There's Usain Bolt, the fastest man who has ever lived, the World record holder in the 100 metres, 200 metres and 4x100 metres relay, who speaks about the sheltered upbringing both he and Holding had in Jamaica; and how the "fierce tennis champion" Naomi Osaka used "her status as the most sought-after athlete in the world to inspire change". (Osaka had pulled out of the French Open last month after deciding to skip the post-match media press conferences on the ground that she had been suffering from depression for almost three years and that questioning by journalists impacted her mental well-being. She also skipped Wimbledon but will appear at the Olympics.)

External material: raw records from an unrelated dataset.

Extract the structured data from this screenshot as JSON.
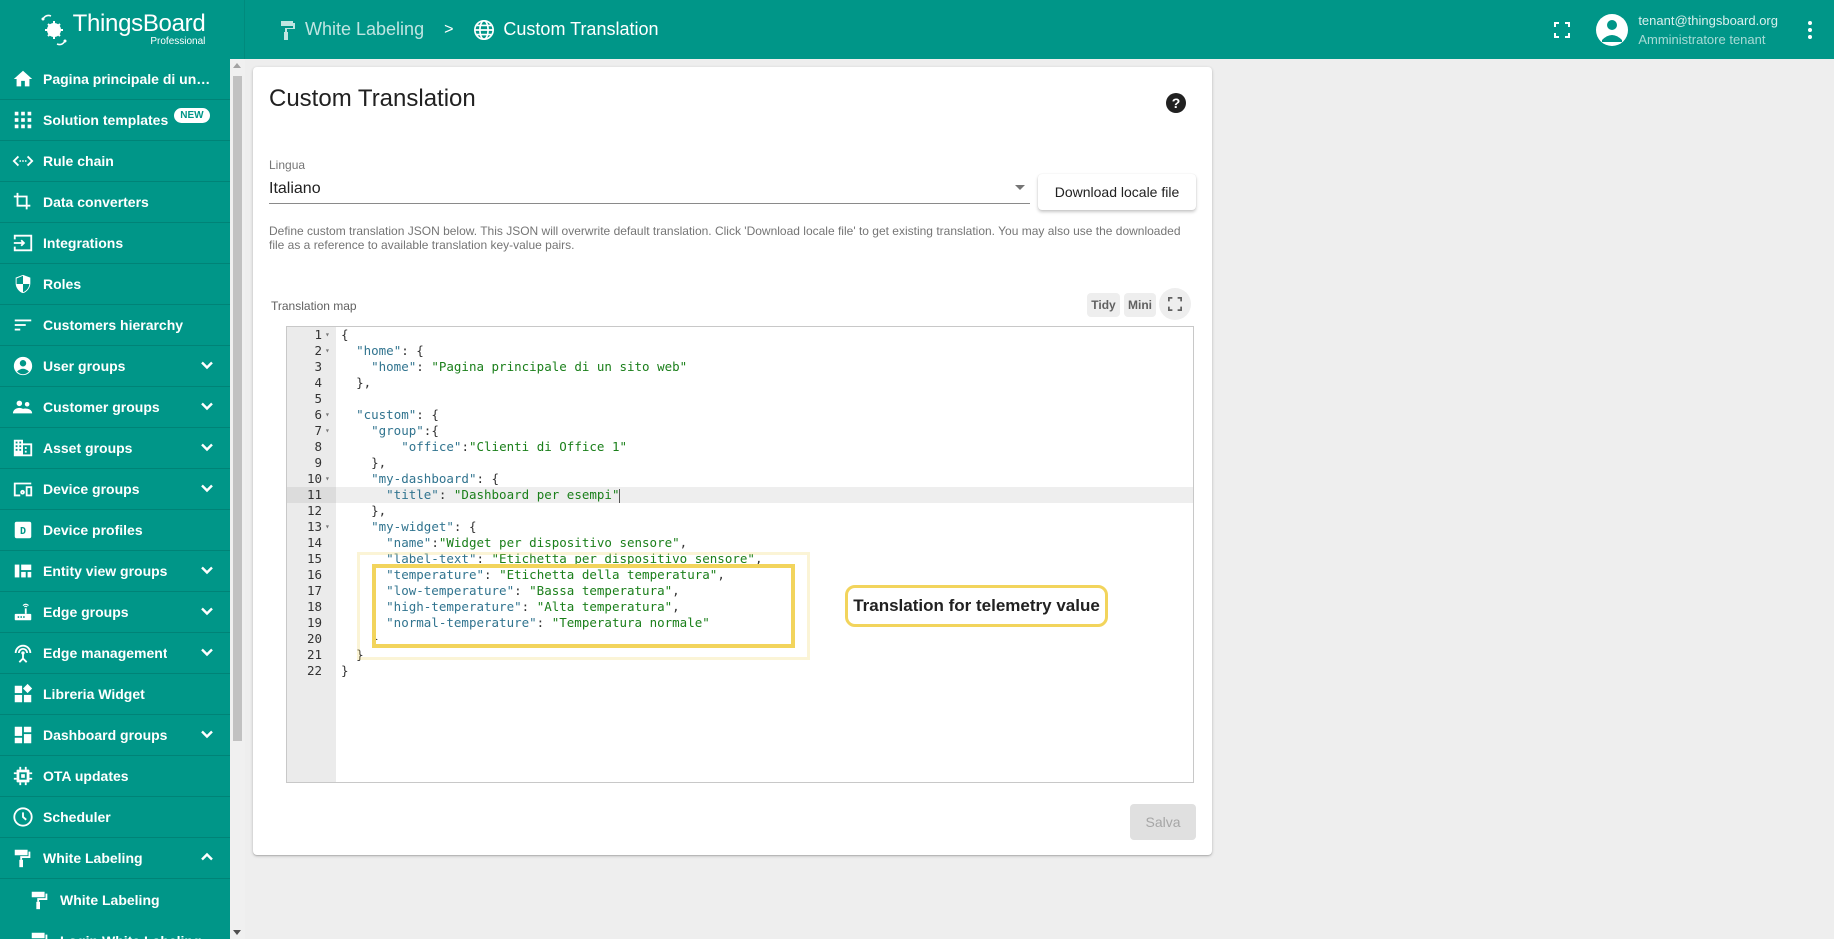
{
  "app": {
    "logo_name": "ThingsBoard",
    "logo_sub": "Professional",
    "brand_color": "#009688",
    "highlight_color": "#f2d45c"
  },
  "breadcrumb": [
    {
      "label": "White Labeling",
      "icon": "paint-roller-icon"
    },
    {
      "label": "Custom Translation",
      "icon": "globe-icon"
    }
  ],
  "breadcrumb_separator": ">",
  "user": {
    "email": "tenant@thingsboard.org",
    "role": "Amministratore tenant"
  },
  "sidebar": {
    "items": [
      {
        "label": "Pagina principale di un sito web",
        "icon": "home-icon"
      },
      {
        "label": "Solution templates",
        "icon": "apps-icon",
        "badge": "NEW"
      },
      {
        "label": "Rule chain",
        "icon": "settings-ethernet-icon"
      },
      {
        "label": "Data converters",
        "icon": "transform-icon"
      },
      {
        "label": "Integrations",
        "icon": "input-icon"
      },
      {
        "label": "Roles",
        "icon": "security-icon"
      },
      {
        "label": "Customers hierarchy",
        "icon": "sort-icon"
      },
      {
        "label": "User groups",
        "icon": "account-circle-icon",
        "expandable": true
      },
      {
        "label": "Customer groups",
        "icon": "supervisor-account-icon",
        "expandable": true
      },
      {
        "label": "Asset groups",
        "icon": "domain-icon",
        "expandable": true
      },
      {
        "label": "Device groups",
        "icon": "devices-other-icon",
        "expandable": true
      },
      {
        "label": "Device profiles",
        "icon": "device-profile-icon"
      },
      {
        "label": "Entity view groups",
        "icon": "view-quilt-icon",
        "expandable": true
      },
      {
        "label": "Edge groups",
        "icon": "router-icon",
        "expandable": true
      },
      {
        "label": "Edge management",
        "icon": "settings-input-antenna-icon",
        "expandable": true
      },
      {
        "label": "Libreria Widget",
        "icon": "widgets-icon"
      },
      {
        "label": "Dashboard groups",
        "icon": "dashboard-icon",
        "expandable": true
      },
      {
        "label": "OTA updates",
        "icon": "memory-icon"
      },
      {
        "label": "Scheduler",
        "icon": "schedule-icon"
      },
      {
        "label": "White Labeling",
        "icon": "format-paint-icon",
        "expanded": true
      },
      {
        "label": "White Labeling",
        "icon": "format-paint-icon",
        "sub": true
      },
      {
        "label": "Login White Labeling",
        "icon": "format-paint-icon",
        "sub": true
      }
    ]
  },
  "card": {
    "title": "Custom Translation",
    "language_label": "Lingua",
    "language_value": "Italiano",
    "download_button": "Download locale file",
    "hint": "Define custom translation JSON below. This JSON will overwrite default translation. Click 'Download locale file' to get existing translation. You may also use the downloaded file as a reference to available translation key-value pairs.",
    "map_label": "Translation map",
    "tidy_label": "Tidy",
    "mini_label": "Mini",
    "save_button": "Salva",
    "callout": "Translation for telemetry value"
  },
  "editor": {
    "current_line": 11,
    "lines": [
      {
        "n": "1",
        "fold": true,
        "indent": 0,
        "parts": [
          [
            "p",
            "{"
          ]
        ]
      },
      {
        "n": "2",
        "fold": true,
        "indent": 2,
        "parts": [
          [
            "k",
            "\"home\""
          ],
          [
            "p",
            ": {"
          ]
        ]
      },
      {
        "n": "3",
        "fold": false,
        "indent": 4,
        "parts": [
          [
            "k",
            "\"home\""
          ],
          [
            "p",
            ": "
          ],
          [
            "s",
            "\"Pagina principale di un sito web\""
          ]
        ]
      },
      {
        "n": "4",
        "fold": false,
        "indent": 2,
        "parts": [
          [
            "p",
            "},"
          ]
        ]
      },
      {
        "n": "5",
        "fold": false,
        "indent": 0,
        "parts": []
      },
      {
        "n": "6",
        "fold": true,
        "indent": 2,
        "parts": [
          [
            "k",
            "\"custom\""
          ],
          [
            "p",
            ": {"
          ]
        ]
      },
      {
        "n": "7",
        "fold": true,
        "indent": 4,
        "parts": [
          [
            "k",
            "\"group\""
          ],
          [
            "p",
            ":{"
          ]
        ]
      },
      {
        "n": "8",
        "fold": false,
        "indent": 8,
        "parts": [
          [
            "k",
            "\"office\""
          ],
          [
            "p",
            ":"
          ],
          [
            "s",
            "\"Clienti di Office 1\""
          ]
        ]
      },
      {
        "n": "9",
        "fold": false,
        "indent": 4,
        "parts": [
          [
            "p",
            "},"
          ]
        ]
      },
      {
        "n": "10",
        "fold": true,
        "indent": 4,
        "parts": [
          [
            "k",
            "\"my-dashboard\""
          ],
          [
            "p",
            ": {"
          ]
        ]
      },
      {
        "n": "11",
        "fold": false,
        "indent": 6,
        "parts": [
          [
            "k",
            "\"title\""
          ],
          [
            "p",
            ": "
          ],
          [
            "s",
            "\"Dashboard per esempi\""
          ]
        ]
      },
      {
        "n": "12",
        "fold": false,
        "indent": 4,
        "parts": [
          [
            "p",
            "},"
          ]
        ]
      },
      {
        "n": "13",
        "fold": true,
        "indent": 4,
        "parts": [
          [
            "k",
            "\"my-widget\""
          ],
          [
            "p",
            ": {"
          ]
        ]
      },
      {
        "n": "14",
        "fold": false,
        "indent": 6,
        "parts": [
          [
            "k",
            "\"name\""
          ],
          [
            "p",
            ":"
          ],
          [
            "s",
            "\"Widget per dispositivo sensore\""
          ],
          [
            "p",
            ","
          ]
        ]
      },
      {
        "n": "15",
        "fold": false,
        "indent": 6,
        "parts": [
          [
            "k",
            "\"label-text\""
          ],
          [
            "p",
            ": "
          ],
          [
            "s",
            "\"Etichetta per dispositivo sensore\""
          ],
          [
            "p",
            ","
          ]
        ]
      },
      {
        "n": "16",
        "fold": false,
        "indent": 6,
        "parts": [
          [
            "k",
            "\"temperature\""
          ],
          [
            "p",
            ": "
          ],
          [
            "s",
            "\"Etichetta della temperatura\""
          ],
          [
            "p",
            ","
          ]
        ]
      },
      {
        "n": "17",
        "fold": false,
        "indent": 6,
        "parts": [
          [
            "k",
            "\"low-temperature\""
          ],
          [
            "p",
            ": "
          ],
          [
            "s",
            "\"Bassa temperatura\""
          ],
          [
            "p",
            ","
          ]
        ]
      },
      {
        "n": "18",
        "fold": false,
        "indent": 6,
        "parts": [
          [
            "k",
            "\"high-temperature\""
          ],
          [
            "p",
            ": "
          ],
          [
            "s",
            "\"Alta temperatura\""
          ],
          [
            "p",
            ","
          ]
        ]
      },
      {
        "n": "19",
        "fold": false,
        "indent": 6,
        "parts": [
          [
            "k",
            "\"normal-temperature\""
          ],
          [
            "p",
            ": "
          ],
          [
            "s",
            "\"Temperatura normale\""
          ]
        ]
      },
      {
        "n": "20",
        "fold": false,
        "indent": 4,
        "parts": [
          [
            "p",
            "}"
          ]
        ]
      },
      {
        "n": "21",
        "fold": false,
        "indent": 2,
        "parts": [
          [
            "p",
            "}"
          ]
        ]
      },
      {
        "n": "22",
        "fold": false,
        "indent": 0,
        "parts": [
          [
            "p",
            "}"
          ]
        ]
      }
    ]
  }
}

Michael Johnson, who won four Olympic golds and eight World Championship golds during his career, tells Holding "about the fear that underpins the entire system of racial inequality, while sabre fencer Ibtihaj Muhammad, the first American woman to wear a hijab while competing in the Olympics, where she won a bronze, reveals what it's like to be Black, Muslim and a woman in the supposed Land of the Free.
Thierry Henry, one of the greatest footballers of all time, opens up about how only worldwide fame can help to protect from racism, while the story of how racism ended the career of Adam Goodes, the legendary Australian Rules footballer, could well move you to tears.
There are trailblazers too -- Makhaya Ntini, the first Black African player to turn out for the South African national cricket team in all forms of the game, and Hope Powell, England's first Black coach of the women's national team.
"So it's about hope. It's about why we kneel, and how we rise," Holding concludes.